Attorney David Bodney, who is representing the newspaper, commented as follows:

‘Arizona law entitles the public to know how this audit is being conducted and funded. And the Arizona public records law does not permit the Senate to play ‘hide the ball’ by delegating core responsibilities to a third party like Cyber Ninjas and concealing records of government activities and public expenditures in Cyber Ninjas’ files.’

The lawsuit itself adds the following:

‘The Arizona Senate’s audit of Maricopa County ballots is a matter of the most urgent public concern. Nothing is more fundamental to our democracy than the administration of our elections. Defendants themselves have stressed the importance of public confidence in voting and elections as justifications for the audit, and have pledged transparency in performing the audit. But the public cannot properly evaluate the conduct of and findings of the audit without prompt and full access to the very public records that defendants are unlawfully withholding.’

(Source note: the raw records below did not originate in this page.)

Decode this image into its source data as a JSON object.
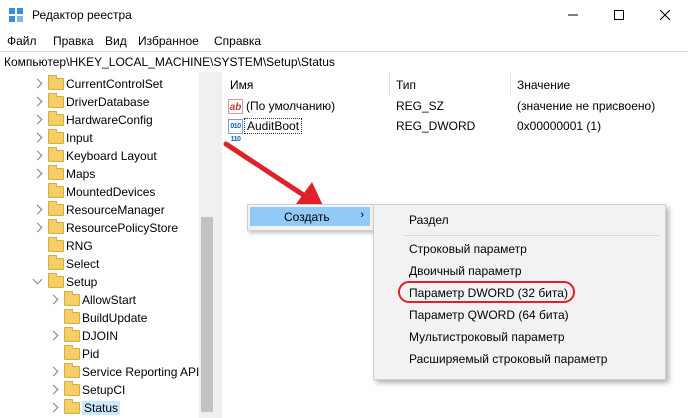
{
  "window": {
    "title": "Редактор реестра",
    "minimize_icon": "minimize-icon",
    "maximize_icon": "maximize-icon",
    "close_icon": "close-icon"
  },
  "menu": [
    "Файл",
    "Правка",
    "Вид",
    "Избранное",
    "Справка"
  ],
  "address": "Компьютер\\HKEY_LOCAL_MACHINE\\SYSTEM\\Setup\\Status",
  "tree": {
    "items": [
      {
        "label": "CurrentControlSet",
        "level": 1,
        "expander": "closed"
      },
      {
        "label": "DriverDatabase",
        "level": 1,
        "expander": "closed"
      },
      {
        "label": "HardwareConfig",
        "level": 1,
        "expander": "closed"
      },
      {
        "label": "Input",
        "level": 1,
        "expander": "closed"
      },
      {
        "label": "Keyboard Layout",
        "level": 1,
        "expander": "closed"
      },
      {
        "label": "Maps",
        "level": 1,
        "expander": "closed"
      },
      {
        "label": "MountedDevices",
        "level": 1,
        "expander": "none"
      },
      {
        "label": "ResourceManager",
        "level": 1,
        "expander": "closed"
      },
      {
        "label": "ResourcePolicyStore",
        "level": 1,
        "expander": "closed"
      },
      {
        "label": "RNG",
        "level": 1,
        "expander": "none"
      },
      {
        "label": "Select",
        "level": 1,
        "expander": "none"
      },
      {
        "label": "Setup",
        "level": 1,
        "expander": "open"
      },
      {
        "label": "AllowStart",
        "level": 2,
        "expander": "closed"
      },
      {
        "label": "BuildUpdate",
        "level": 2,
        "expander": "none"
      },
      {
        "label": "DJOIN",
        "level": 2,
        "expander": "closed"
      },
      {
        "label": "Pid",
        "level": 2,
        "expander": "none"
      },
      {
        "label": "Service Reporting API",
        "level": 2,
        "expander": "closed"
      },
      {
        "label": "SetupCI",
        "level": 2,
        "expander": "closed"
      },
      {
        "label": "Status",
        "level": 2,
        "expander": "closed",
        "selected": true
      }
    ]
  },
  "values": {
    "headers": {
      "name": "Имя",
      "type": "Тип",
      "data": "Значение"
    },
    "rows": [
      {
        "icon": "string-value-icon",
        "icon_text": "ab",
        "name": "(По умолчанию)",
        "type": "REG_SZ",
        "data": "(значение не присвоено)"
      },
      {
        "icon": "binary-value-icon",
        "icon_text": "010 110",
        "name": "AuditBoot",
        "type": "REG_DWORD",
        "data": "0x00000001 (1)"
      }
    ]
  },
  "context_menu": {
    "create_label": "Создать",
    "create_arrow": "›"
  },
  "submenu": {
    "items": [
      "Раздел",
      "Строковый параметр",
      "Двоичный параметр",
      "Параметр DWORD (32 бита)",
      "Параметр QWORD (64 бита)",
      "Мультистроковый параметр",
      "Расширяемый строковый параметр"
    ]
  },
  "colors": {
    "annotation_red": "#e0202a",
    "menu_highlight": "#91c9f7",
    "folder_yellow": "#f4cf68"
  }
}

There have been serious, documented issues with the procedures used for the Maricopa audit, and more broadly, the debacle has also proceeded under clearly biased pretenses. Despite the lack of evidence, Cyber Ninjas founder Doug Logan even narrated a recent web documentary claiming that systematic election fraud was present in last year’s presidential race. Audit workers, meanwhile, were at one point looking for bamboo fibers among the election materials on the basis of the bonkers conspiracy theory that fraudulent ballots may have been shipped in from Asia. If the so-called auditors are sufficiently disconnected from reality to allow for a search for bamboo fibers in the first place, then who’s to say that they wouldn’t be inclined to come up with sham “evidence” for other nonsense? Their final report, whenever it emerges, is not going to be remotely credible.